Updated

Buddhist monks chanted on white-sand beaches in Thailand and thousands prayed at mosques in Indonesia to mark the fifth anniversary of the Asian tsunami that left 230,000 people dead.

The devastating Dec. 26, 2004, tsunami struck a dozen countries around the Indian Ocean rim. Its towering waves wiped out entire coastal communities, devastated families and crashed over tourist-filled beaches the morning after Christmas. Survivors waded through a horror show of corpse-filled waters.

In Thailand, hundreds of residents and foreigners returned to the beaches on the island of Phuket to recall one of the worst natural disasters of modern times.

A moment of silence was observed on Phuket's Patong Beach, a popular strip of hotels and restaurants, to mark the moment the tsunami struck.

Buddhist monks in bright orange robes chanted prayers. Onlookers wept and embraced.

Giorgio Capriccioli, an Italian who lives on Phuket, carried a bouquet of white flowers into the ocean.

He waded knee-deep in water that five years ago was clogged with corpses and cast the flowers adrift to honor the memory of two friends. His wife owns several beach-front shops but decided not to go to work the morning the tsunami struck.

"My wife would be dead if it weren't for the fact that she were pregnant and didn't go to work that day," he said at a ceremony that also attracted suntanned tourists in skimpy swimsuits, as well as Thai villagers.

The ceremonies on Phuket were to culminate in the evening with candle-lighting ceremonies and the release of hundreds of light-filled lanterns into the sky.

Thousands of survivors in Indonesia's Aceh province, which was hardest-hit, held prayer services at mosques and beside the mass graves where tens of thousands were buried. Indonesia's loss of about 167,000 accounted for more than half the total death toll.

The tsunami was sparked by a 9.2-magnitude underwater earthquake off the Indonesian island of Sumatra — the mightiest earthquake in 40 years.
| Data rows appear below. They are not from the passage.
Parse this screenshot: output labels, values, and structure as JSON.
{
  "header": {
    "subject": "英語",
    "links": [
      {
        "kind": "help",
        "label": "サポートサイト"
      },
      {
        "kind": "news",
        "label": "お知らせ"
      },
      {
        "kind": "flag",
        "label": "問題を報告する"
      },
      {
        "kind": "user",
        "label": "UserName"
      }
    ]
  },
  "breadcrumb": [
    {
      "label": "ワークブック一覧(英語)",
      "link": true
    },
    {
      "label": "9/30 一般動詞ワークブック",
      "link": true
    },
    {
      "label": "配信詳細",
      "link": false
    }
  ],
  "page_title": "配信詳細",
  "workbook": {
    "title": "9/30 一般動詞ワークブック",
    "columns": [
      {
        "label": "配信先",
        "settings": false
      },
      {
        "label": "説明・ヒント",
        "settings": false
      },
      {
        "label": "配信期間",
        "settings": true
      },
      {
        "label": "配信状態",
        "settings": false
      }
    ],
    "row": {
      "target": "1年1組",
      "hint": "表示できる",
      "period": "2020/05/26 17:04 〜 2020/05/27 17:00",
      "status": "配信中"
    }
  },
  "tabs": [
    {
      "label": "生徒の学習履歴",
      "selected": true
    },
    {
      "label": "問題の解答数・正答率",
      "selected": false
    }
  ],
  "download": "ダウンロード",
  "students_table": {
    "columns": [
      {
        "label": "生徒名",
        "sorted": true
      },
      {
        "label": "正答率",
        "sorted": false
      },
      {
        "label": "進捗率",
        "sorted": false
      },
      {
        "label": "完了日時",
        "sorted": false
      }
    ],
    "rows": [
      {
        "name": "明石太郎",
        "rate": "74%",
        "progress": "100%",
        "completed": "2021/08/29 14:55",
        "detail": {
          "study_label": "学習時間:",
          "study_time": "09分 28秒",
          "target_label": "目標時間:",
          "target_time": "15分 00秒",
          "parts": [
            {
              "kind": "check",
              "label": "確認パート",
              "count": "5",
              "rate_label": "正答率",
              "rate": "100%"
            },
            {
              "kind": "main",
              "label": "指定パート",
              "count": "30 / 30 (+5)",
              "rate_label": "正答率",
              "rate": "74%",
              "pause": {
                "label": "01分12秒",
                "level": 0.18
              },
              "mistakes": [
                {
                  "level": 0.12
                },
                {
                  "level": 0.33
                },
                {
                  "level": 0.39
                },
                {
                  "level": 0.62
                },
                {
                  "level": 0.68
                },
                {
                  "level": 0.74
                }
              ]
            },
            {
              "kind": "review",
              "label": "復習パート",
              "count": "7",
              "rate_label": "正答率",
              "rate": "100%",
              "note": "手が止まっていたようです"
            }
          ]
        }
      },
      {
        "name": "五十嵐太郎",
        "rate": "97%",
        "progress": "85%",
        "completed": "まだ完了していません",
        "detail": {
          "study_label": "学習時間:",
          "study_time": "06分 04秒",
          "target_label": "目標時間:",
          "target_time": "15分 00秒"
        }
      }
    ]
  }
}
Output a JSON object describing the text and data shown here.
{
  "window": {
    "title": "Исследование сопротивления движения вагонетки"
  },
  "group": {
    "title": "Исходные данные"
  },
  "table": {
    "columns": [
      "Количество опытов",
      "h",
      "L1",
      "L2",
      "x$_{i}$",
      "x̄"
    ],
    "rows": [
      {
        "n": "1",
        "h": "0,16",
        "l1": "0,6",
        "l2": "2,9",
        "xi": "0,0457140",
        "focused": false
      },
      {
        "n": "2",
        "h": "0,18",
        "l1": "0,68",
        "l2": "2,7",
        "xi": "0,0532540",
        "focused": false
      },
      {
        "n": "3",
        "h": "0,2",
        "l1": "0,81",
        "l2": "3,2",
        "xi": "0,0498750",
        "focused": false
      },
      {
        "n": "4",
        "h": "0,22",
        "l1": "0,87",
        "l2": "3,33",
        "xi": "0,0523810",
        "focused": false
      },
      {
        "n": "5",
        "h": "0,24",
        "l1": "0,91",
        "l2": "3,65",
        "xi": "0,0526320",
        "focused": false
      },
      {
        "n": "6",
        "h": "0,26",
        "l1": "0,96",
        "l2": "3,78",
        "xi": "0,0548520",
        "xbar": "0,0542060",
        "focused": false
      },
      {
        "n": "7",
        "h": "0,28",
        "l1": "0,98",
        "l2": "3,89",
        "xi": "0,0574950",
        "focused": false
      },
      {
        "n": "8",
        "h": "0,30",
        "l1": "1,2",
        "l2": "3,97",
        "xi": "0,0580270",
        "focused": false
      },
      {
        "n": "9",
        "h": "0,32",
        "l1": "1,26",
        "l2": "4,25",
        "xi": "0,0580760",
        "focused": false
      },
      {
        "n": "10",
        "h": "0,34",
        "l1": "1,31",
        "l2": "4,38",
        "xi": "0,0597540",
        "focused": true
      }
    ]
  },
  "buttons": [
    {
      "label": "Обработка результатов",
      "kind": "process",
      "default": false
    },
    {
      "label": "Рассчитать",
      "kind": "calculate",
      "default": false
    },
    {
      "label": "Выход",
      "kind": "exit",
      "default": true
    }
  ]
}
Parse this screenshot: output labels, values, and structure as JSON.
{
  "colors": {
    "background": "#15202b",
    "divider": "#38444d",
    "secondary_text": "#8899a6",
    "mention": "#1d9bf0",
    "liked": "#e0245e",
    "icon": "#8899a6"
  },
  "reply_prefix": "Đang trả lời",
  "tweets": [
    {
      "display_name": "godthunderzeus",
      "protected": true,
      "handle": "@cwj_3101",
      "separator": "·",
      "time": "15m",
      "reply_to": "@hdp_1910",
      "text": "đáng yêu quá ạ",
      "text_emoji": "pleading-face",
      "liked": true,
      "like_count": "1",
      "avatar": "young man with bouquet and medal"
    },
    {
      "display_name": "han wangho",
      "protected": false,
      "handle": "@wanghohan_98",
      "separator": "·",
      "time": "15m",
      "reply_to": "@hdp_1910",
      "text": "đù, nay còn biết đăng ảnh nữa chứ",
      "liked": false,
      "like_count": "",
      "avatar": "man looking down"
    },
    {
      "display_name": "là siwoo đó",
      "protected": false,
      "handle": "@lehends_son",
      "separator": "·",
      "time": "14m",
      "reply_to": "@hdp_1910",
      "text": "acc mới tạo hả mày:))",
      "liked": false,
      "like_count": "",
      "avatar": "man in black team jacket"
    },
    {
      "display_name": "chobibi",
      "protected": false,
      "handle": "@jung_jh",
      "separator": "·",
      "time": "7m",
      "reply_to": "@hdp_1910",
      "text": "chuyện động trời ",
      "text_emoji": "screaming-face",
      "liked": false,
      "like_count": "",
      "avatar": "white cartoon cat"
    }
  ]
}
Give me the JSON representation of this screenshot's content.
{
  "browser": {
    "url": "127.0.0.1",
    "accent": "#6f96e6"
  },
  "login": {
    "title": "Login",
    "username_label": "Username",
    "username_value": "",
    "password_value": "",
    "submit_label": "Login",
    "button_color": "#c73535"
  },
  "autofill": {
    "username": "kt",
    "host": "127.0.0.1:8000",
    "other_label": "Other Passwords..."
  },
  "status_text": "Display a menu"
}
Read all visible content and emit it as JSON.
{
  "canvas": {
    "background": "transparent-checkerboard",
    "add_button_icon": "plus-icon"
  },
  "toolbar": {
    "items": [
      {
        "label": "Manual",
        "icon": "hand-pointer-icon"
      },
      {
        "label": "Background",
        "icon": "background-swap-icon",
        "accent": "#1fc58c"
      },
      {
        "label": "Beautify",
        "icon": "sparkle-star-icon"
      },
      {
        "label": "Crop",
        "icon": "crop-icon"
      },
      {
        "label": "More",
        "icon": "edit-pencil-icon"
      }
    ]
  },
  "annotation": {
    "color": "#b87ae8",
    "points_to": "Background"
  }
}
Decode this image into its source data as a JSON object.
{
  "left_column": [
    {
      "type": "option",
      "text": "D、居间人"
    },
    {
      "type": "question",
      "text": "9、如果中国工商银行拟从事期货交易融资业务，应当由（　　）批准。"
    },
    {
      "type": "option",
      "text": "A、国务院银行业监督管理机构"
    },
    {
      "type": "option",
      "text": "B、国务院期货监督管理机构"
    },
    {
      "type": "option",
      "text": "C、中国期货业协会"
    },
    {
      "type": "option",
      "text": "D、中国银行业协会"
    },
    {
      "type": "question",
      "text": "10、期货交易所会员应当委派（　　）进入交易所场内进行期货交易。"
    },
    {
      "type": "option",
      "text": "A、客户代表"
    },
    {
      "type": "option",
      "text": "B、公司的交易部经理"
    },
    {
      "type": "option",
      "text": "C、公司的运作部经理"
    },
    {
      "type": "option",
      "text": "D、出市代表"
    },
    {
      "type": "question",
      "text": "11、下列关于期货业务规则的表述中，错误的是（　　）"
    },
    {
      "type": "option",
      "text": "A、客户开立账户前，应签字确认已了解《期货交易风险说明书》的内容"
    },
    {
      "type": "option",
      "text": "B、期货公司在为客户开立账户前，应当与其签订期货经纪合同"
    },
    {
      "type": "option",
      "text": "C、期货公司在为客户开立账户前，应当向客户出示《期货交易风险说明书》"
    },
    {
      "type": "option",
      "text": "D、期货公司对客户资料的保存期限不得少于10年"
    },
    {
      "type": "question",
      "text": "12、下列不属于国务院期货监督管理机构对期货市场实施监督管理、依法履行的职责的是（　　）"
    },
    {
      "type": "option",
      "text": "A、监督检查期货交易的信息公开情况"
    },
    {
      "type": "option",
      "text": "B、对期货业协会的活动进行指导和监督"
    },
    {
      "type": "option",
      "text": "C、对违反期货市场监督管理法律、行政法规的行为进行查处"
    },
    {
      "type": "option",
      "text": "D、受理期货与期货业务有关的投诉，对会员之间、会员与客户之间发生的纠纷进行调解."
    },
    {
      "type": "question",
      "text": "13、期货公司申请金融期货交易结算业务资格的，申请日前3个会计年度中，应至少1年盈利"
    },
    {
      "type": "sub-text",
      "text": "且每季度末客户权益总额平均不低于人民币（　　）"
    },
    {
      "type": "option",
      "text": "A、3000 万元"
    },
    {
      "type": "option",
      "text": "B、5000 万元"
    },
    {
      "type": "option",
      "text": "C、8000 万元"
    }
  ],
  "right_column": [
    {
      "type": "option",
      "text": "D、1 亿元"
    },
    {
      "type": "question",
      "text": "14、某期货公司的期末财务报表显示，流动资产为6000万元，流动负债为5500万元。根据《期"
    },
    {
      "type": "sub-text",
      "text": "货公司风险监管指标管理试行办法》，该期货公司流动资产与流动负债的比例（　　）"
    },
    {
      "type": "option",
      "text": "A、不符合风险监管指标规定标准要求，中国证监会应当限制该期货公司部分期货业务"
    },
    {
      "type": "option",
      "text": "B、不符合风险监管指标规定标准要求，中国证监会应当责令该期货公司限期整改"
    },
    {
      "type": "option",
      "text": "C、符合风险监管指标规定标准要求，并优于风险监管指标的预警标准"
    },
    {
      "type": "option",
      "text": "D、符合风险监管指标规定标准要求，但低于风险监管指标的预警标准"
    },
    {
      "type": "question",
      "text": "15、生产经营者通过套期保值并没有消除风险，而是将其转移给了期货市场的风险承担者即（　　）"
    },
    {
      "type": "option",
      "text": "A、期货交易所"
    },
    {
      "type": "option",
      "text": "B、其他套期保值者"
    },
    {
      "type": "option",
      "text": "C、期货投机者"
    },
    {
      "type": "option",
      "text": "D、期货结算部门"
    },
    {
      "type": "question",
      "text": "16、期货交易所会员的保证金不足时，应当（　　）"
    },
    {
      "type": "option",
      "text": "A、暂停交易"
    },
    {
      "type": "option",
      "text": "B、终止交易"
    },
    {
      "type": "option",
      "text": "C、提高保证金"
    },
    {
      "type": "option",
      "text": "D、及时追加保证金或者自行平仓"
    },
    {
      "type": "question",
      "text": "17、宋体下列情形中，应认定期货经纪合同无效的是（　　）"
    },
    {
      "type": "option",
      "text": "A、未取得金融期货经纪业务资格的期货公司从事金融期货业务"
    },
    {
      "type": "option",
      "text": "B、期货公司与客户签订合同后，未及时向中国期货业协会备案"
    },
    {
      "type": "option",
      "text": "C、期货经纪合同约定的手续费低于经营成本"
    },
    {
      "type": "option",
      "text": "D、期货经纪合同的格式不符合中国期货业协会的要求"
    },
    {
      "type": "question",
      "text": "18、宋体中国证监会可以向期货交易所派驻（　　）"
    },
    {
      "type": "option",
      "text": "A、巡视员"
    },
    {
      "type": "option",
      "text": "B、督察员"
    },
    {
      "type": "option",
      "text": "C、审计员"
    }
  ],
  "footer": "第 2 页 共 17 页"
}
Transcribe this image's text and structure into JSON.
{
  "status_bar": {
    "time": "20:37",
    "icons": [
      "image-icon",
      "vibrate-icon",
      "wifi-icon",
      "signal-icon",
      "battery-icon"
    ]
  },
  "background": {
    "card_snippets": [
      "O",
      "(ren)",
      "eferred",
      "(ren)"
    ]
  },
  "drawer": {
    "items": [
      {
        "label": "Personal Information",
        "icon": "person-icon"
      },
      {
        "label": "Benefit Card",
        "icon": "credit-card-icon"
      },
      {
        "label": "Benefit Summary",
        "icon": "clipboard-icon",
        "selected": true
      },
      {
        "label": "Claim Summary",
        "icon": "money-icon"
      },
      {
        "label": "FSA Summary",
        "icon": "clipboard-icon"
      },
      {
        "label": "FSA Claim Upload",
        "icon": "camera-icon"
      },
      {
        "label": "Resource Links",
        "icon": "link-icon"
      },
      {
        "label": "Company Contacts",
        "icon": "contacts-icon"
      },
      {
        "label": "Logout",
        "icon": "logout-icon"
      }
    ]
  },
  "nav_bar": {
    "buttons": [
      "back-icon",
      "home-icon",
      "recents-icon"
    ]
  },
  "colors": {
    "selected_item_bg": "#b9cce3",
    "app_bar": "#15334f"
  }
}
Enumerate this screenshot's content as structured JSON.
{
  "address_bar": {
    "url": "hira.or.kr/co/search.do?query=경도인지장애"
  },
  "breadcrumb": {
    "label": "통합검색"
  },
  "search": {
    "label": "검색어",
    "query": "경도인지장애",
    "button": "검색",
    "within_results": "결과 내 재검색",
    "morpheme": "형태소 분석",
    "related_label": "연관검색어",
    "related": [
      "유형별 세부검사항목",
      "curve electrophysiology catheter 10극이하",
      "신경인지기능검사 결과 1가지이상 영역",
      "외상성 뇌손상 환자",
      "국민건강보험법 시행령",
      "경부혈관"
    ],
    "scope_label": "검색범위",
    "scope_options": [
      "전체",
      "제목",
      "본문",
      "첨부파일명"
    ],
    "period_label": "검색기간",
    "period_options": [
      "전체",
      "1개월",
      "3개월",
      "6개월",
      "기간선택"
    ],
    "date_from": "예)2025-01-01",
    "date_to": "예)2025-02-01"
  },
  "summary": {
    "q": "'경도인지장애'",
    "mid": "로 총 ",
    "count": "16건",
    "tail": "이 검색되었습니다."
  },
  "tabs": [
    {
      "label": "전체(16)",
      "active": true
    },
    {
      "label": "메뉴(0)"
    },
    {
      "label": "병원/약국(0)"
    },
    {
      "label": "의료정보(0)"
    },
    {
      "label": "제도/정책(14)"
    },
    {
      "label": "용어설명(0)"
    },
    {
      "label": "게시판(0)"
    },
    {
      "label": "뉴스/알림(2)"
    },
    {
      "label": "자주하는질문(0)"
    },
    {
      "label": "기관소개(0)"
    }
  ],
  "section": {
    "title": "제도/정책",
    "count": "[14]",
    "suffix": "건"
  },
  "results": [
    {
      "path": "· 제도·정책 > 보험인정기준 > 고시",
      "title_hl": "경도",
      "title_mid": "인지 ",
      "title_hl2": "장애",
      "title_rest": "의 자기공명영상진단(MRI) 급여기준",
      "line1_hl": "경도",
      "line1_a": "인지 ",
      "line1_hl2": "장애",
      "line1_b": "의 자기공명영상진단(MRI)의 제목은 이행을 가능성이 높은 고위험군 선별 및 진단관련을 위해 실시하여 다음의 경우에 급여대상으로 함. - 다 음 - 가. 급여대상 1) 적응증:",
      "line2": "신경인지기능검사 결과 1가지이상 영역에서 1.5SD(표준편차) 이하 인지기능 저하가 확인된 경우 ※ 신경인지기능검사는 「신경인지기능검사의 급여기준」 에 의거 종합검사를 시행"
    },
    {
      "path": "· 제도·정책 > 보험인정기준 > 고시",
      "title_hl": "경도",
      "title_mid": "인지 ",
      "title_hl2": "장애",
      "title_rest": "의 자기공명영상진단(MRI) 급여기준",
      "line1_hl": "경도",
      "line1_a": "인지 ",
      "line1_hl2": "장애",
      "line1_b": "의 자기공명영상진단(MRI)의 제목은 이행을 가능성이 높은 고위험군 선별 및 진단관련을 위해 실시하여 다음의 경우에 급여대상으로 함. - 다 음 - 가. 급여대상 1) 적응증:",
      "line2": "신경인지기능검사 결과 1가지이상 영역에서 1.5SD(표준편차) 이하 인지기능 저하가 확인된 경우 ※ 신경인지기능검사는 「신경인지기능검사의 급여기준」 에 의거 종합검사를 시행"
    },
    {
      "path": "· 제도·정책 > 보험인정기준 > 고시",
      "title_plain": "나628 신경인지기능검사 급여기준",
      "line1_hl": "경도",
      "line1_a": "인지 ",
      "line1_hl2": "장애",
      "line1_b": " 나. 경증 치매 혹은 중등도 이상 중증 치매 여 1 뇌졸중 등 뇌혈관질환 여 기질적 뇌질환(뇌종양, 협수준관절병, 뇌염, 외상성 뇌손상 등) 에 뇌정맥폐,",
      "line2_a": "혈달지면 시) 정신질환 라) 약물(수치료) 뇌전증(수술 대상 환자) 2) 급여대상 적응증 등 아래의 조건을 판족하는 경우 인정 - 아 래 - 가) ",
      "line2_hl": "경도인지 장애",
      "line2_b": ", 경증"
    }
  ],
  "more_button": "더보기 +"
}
In Aceh, on the island of Sumatra, the quake toppled homes and buildings and sent panicked communities rushing into the streets. About 20 minutes later, a wall of water up to six stories high surged in from the sea. Traveling at jetliner speed, the wave carried with it toppled trees, crumpled cars and refrigerators. It sent people scrambling up the sides of buildings and in search of higher ground.

More than $13 billion in aid money poured in from around the world, nearly half for Aceh, where bridges, homes and full city blocks of cement buildings had collapsed. In some communities of the devout Muslim province only the mosque was left standing.

A huge reconstruction effort has rebuilt Aceh, providing more than 140,000 new homes, 2,227 miles of roads, 1,500 schools and 1,047 hospitals.

"After five years ... the people of Aceh have risen and have a new life," Indonesia's Vice President Boediono told a crowd gathered near Ulee Lheue port in Aceh. Like many Indonesians he uses only a single name

"Their struggle to rise from tsunami tragedy has inspired the people in this country, and around the region," said Boediono.

Traffic across Sri Lanka came to a standstill Saturday as people around the country observed two minutes of silence for the 35,000 people who died there. Prime Minister Ratnasiri Wickramanayake presided over a ceremony in northwestern Kurunegala that was broadcast on live television.